The people of Cuba are still largely impoverished and educational standards are abysmally low. Despite severe economic suffering and increasing isolation from the world community, the people have an indomitable spirit not often seen in other parts of Latin America.

Havana hasn’t really changed all that much during the last 40 years. There are the refineries and the assembly plants, the rum distilleries and the cigar factories. And one still comes across those brightly coloured 1960-style American automobiles, their chrome bumpers gleaming in the tropical sun, and men in shirt sleeves in the village square, chomping on eight-inch long cigars and playing chess, just as the great Jose Raoul Capablanca used to do in the earlier part of the last century, before he became world chess champion.

Cigars are smoked by both men and women. After the revolution a number of emigres smuggled seeds of the tobacco plant to Honduras and the Dominican Republic. But connoisseurs remain loyal to the various brands of Cuban cigars that find their way to every part of the globe — outside the United States.

There is something about the climate and the soil of the tobacco grown in the Vuelta Abajo part of the Pinar del Rio region west of Havana and the Partido region south of the capital that just cannot be emulated.

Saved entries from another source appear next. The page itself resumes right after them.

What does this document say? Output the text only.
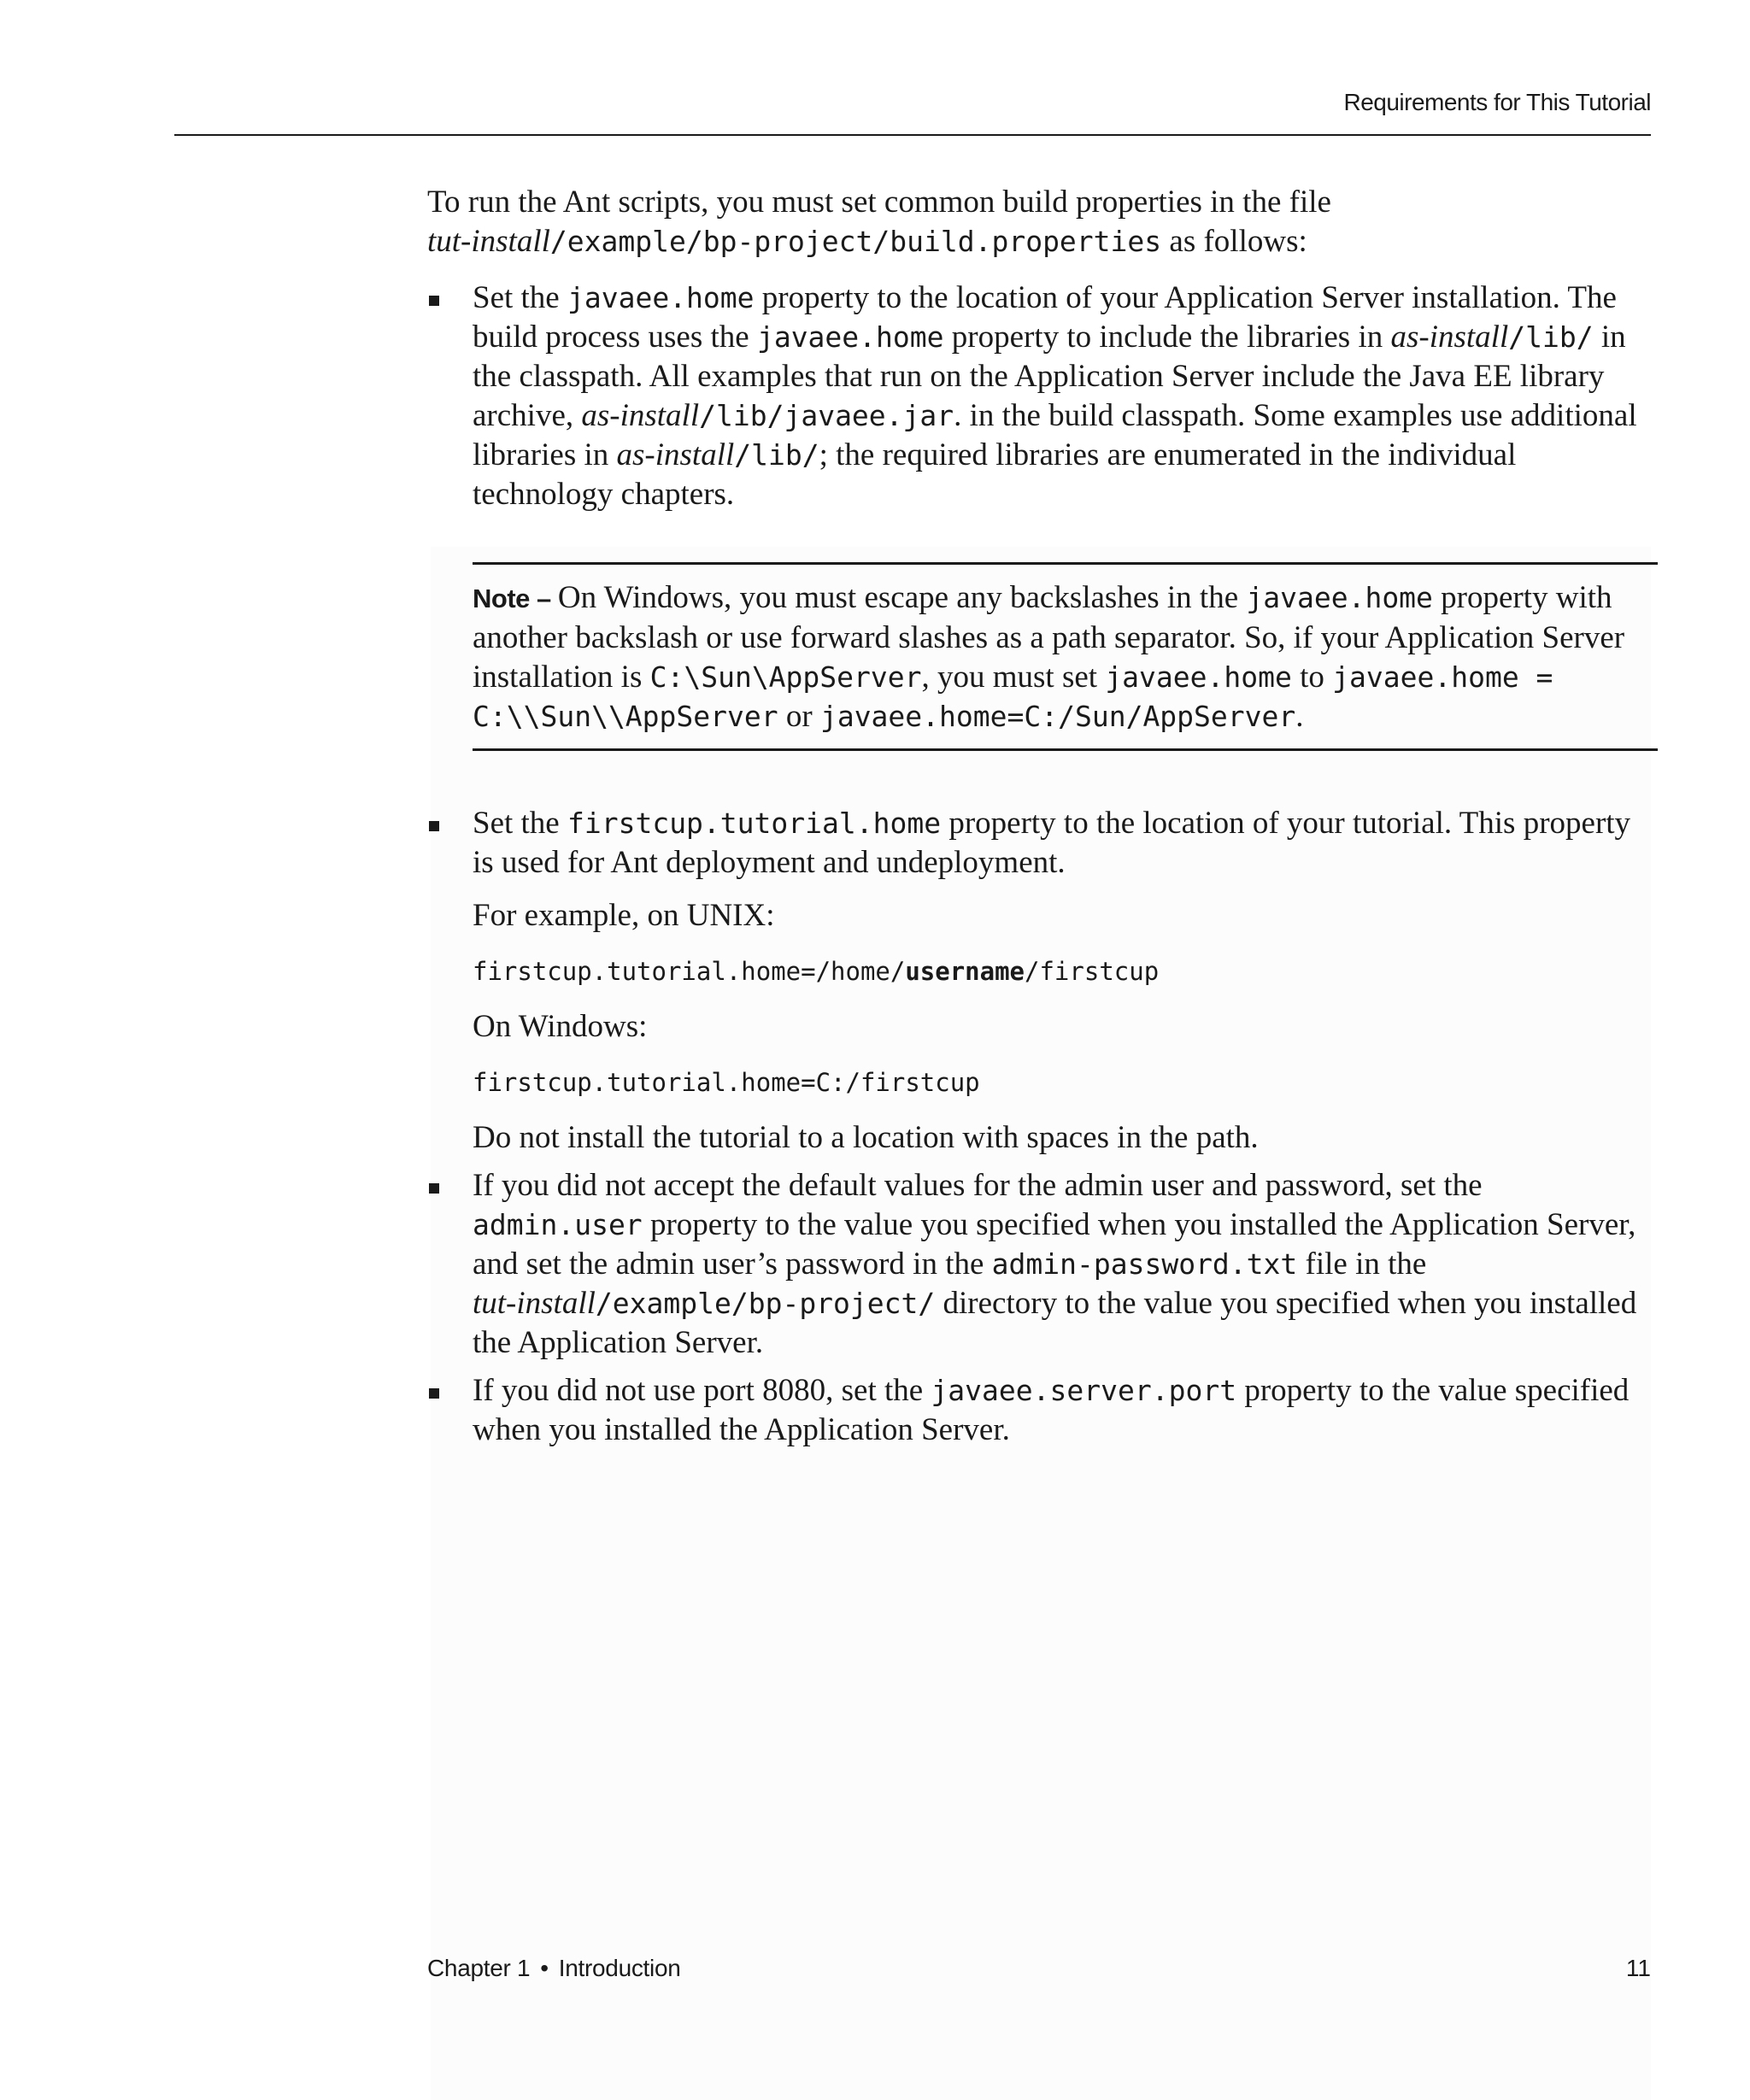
Requirements for This Tutorial

To run the Ant scripts, you must set common build properties in the file
tut-install/example/bp-project/build.properties as follows:

Set the javaee.home property to the location of your Application Server installation. The build process uses the javaee.home property to include the libraries in as-install/lib/ in the classpath. All examples that run on the Application Server include the Java EE library archive, as-install/lib/javaee.jar. in the build classpath. Some examples use additional libraries in as-install/lib/; the required libraries are enumerated in the individual technology chapters.
Note – On Windows, you must escape any backslashes in the javaee.home property with another backslash or use forward slashes as a path separator. So, if your Application Server installation is C:\Sun\AppServer, you must set javaee.home to javaee.home = C:\\Sun\\AppServer or javaee.home=C:/Sun/AppServer.
Set the firstcup.tutorial.home property to the location of your tutorial. This property is used for Ant deployment and undeployment.

For example, on UNIX:

firstcup.tutorial.home=/home/username/firstcup

On Windows:

firstcup.tutorial.home=C:/firstcup

Do not install the tutorial to a location with spaces in the path.

If you did not accept the default values for the admin user and password, set the admin.user property to the value you specified when you installed the Application Server, and set the admin user’s password in the admin-password.txt file in the
tut-install/example/bp-project/ directory to the value you specified when you installed the Application Server.
If you did not use port 8080, set the javaee.server.port property to the value specified when you installed the Application Server.
Chapter 1 • Introduction	11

Once the sun sets over the Palacio de las Convenciones Havana throbs to the beat of the salsa. Cuba is the traditional home of Latin American music. Except for the samba and the baion, which developed on the grasslands of Brazil, and the tango and milonga which originated and flourished in Buenos Aires and on the Argentine pampas, the island of Cuba spawned every other kind of Latin American dance — the rumba, son, guajira, mambo, beguine and conga. It would indeed be a pity if one witnessed a drastic change in the place.